Building LLMs or large language models is done several ways. One can train the models from scratch. One can fine tune the open source models or one can use hosted APIs.
Many developers start with in-context learning. In-context learning makes the models usable off the shelf-no fine tuning is necessary. Their behaviour is managed through clever prompting and conditioning (on private contextual data).
If you are building a chatbot to answer questions about pharmaceuticals, all the relevant documents could be pasted in ChatGPT or GPT-4 prompt. At the end, a question is put forward. This works for very small datasets. It is not scalable. At the most, 50 pages of input text can be processed. The performance deteriorates when measured by inference time and accuracy. Thus there is a context window.
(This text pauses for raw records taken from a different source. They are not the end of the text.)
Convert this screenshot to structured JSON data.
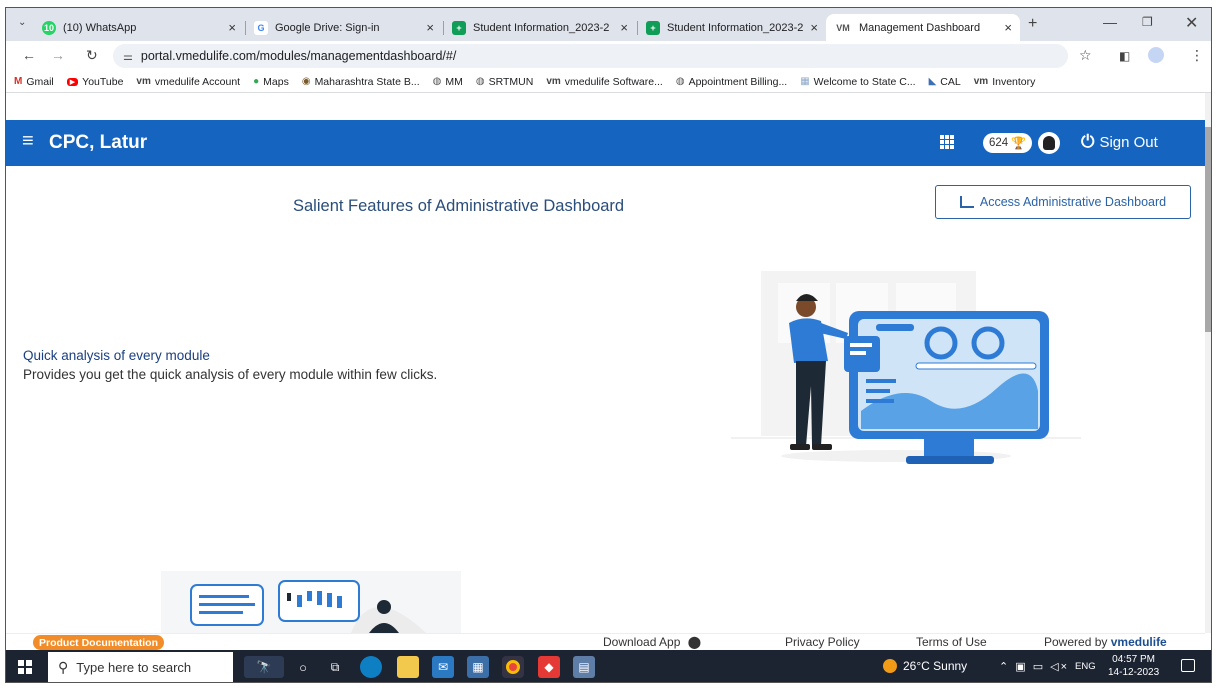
{
  "browser": {
    "tabs": [
      {
        "title": "(10) WhatsApp",
        "icon": "whatsapp-icon",
        "color": "#25d366",
        "badge": "10",
        "active": false
      },
      {
        "title": "Google Drive: Sign-in",
        "icon": "google-icon",
        "color": "#4285f4",
        "badge": "G",
        "active": false
      },
      {
        "title": "Student Information_2023-2",
        "icon": "sheets-icon",
        "color": "#0f9d58",
        "badge": "+",
        "active": false
      },
      {
        "title": "Student Information_2023-2",
        "icon": "sheets-icon",
        "color": "#0f9d58",
        "badge": "+",
        "active": false
      },
      {
        "title": "Management Dashboard",
        "icon": "vmedulife-icon",
        "color": "#555555",
        "badge": "vm",
        "active": true
      }
    ],
    "new_tab": "+",
    "url": "portal.vmedulife.com/modules/managementdashboard/#/",
    "bookmarks": [
      {
        "label": "Gmail",
        "icon": "gmail-icon",
        "glyph": "M",
        "color": "#d93025"
      },
      {
        "label": "YouTube",
        "icon": "youtube-icon",
        "glyph": "▶",
        "color": "#ff0000"
      },
      {
        "label": "vmedulife Account",
        "icon": "vmedulife-icon",
        "glyph": "vm",
        "color": "#444444"
      },
      {
        "label": "Maps",
        "icon": "maps-icon",
        "glyph": "●",
        "color": "#34a853"
      },
      {
        "label": "Maharashtra State B...",
        "icon": "seal-icon",
        "glyph": "◉",
        "color": "#7a5a2a"
      },
      {
        "label": "MM",
        "icon": "globe-icon",
        "glyph": "◍",
        "color": "#555555"
      },
      {
        "label": "SRTMUN",
        "icon": "globe-icon",
        "glyph": "◍",
        "color": "#555555"
      },
      {
        "label": "vmedulife Software...",
        "icon": "vmedulife-icon",
        "glyph": "vm",
        "color": "#444444"
      },
      {
        "label": "Appointment Billing...",
        "icon": "globe-icon",
        "glyph": "◍",
        "color": "#555555"
      },
      {
        "label": "Welcome to State C...",
        "icon": "building-icon",
        "glyph": "▦",
        "color": "#8ea9c8"
      },
      {
        "label": "CAL",
        "icon": "cal-icon",
        "glyph": "◣",
        "color": "#3b6fb6"
      },
      {
        "label": "Inventory",
        "icon": "vmedulife-icon",
        "glyph": "vm",
        "color": "#444444"
      }
    ]
  },
  "app": {
    "brand": "CPC, Latur",
    "points": "624",
    "signout": "Sign Out",
    "header_color": "#1565c0"
  },
  "main": {
    "heading": "Salient Features of Administrative Dashboard",
    "access_button": "Access Administrative Dashboard",
    "feature_title": "Quick analysis of every module",
    "feature_desc": "Provides you get the quick analysis of every module within few clicks."
  },
  "footer": {
    "doc_badge": "Product Documentation",
    "download": "Download App",
    "privacy": "Privacy Policy",
    "terms": "Terms of Use",
    "powered_prefix": "Powered by",
    "powered_brand": "vmedulife"
  },
  "taskbar": {
    "search_placeholder": "Type here to search",
    "weather": "26°C  Sunny",
    "lang": "ENG",
    "time": "04:57 PM",
    "date": "14-12-2023"
  }
}
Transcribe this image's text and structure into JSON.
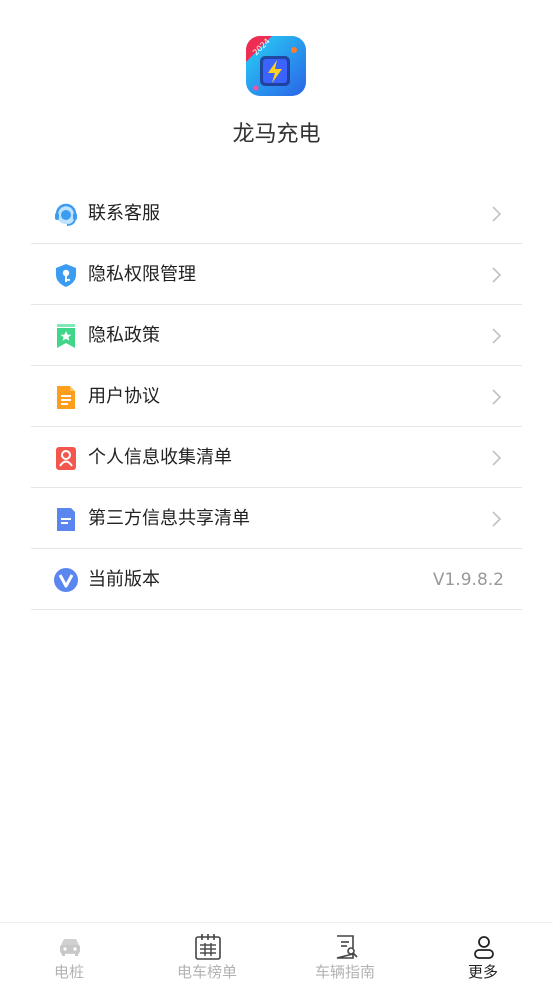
{
  "app": {
    "name": "龙马充电",
    "icon_badge": "2024",
    "icon": "lightning-battery-icon"
  },
  "menu": [
    {
      "label": "联系客服",
      "icon": "customer-service-icon",
      "color": "#3b9cf2"
    },
    {
      "label": "隐私权限管理",
      "icon": "shield-key-icon",
      "color": "#3b9cf2"
    },
    {
      "label": "隐私政策",
      "icon": "bookmark-star-icon",
      "color": "#3fd68a"
    },
    {
      "label": "用户协议",
      "icon": "document-icon",
      "color": "#ff9d1c"
    },
    {
      "label": "个人信息收集清单",
      "icon": "person-card-icon",
      "color": "#f2564d"
    },
    {
      "label": "第三方信息共享清单",
      "icon": "file-list-icon",
      "color": "#5b86f0"
    },
    {
      "label": "当前版本",
      "icon": "version-v-icon",
      "color": "#5b86f0",
      "value": "V1.9.8.2"
    }
  ],
  "tabs": [
    {
      "label": "电桩",
      "icon": "car-icon",
      "active": false
    },
    {
      "label": "电车榜单",
      "icon": "calendar-grid-icon",
      "active": false
    },
    {
      "label": "车辆指南",
      "icon": "guide-doc-icon",
      "active": false
    },
    {
      "label": "更多",
      "icon": "person-icon",
      "active": true
    }
  ]
}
In-content learning addresses this issue cleverly. All the documents are not sent with each prompt to LML. Only a few relevant documents are sent.
And the relevance is decided by the LLM itself.
We can divide the work-flow at the higher level into three stages.
Data pre-processing/embedding
Here the data about pharmaceuticals is stored. The data can be retrieved later. Typically, the documents are split into chunks of text. These chunks are embedded. They are then stored into a vector database.
Prompt construction/retrieval
Here the user submits a query — say what are the antibiotics? The application constructs a series of prompts to be submitted to the LLM. A compiled prompt is a combination of a prompt template coded by the developer, illustrations of valid outputs (few-shot illustrations), information retrieved from the APIs, and relevant documents retrieved from vector database.
Prompt execution/inference
After the compilation of the prompts, these are submitted to a pre-trained LLM for inference (proprietary model APIs and open source self-trained models). Some developers may add operational systems such as logging, caching and validation at this stage.
All this seems to be heavy work. It is, however, easier than the alternative training or fine tuning the LLM itself.
In-context training can be accomplished without a team of specialized ML engineers. No infrastructure is to be hosted. Not necessary to buy dedicated instance from OpenAI or Google.
The pattern reduces AI problem to a data engineering problem. For small datasets it works fine, and even outperforms fine tuning.
The bigger issue is : what happens if the context window is expanded? It is possible. It is an area of research. There are, however, trade offs-of cost and time.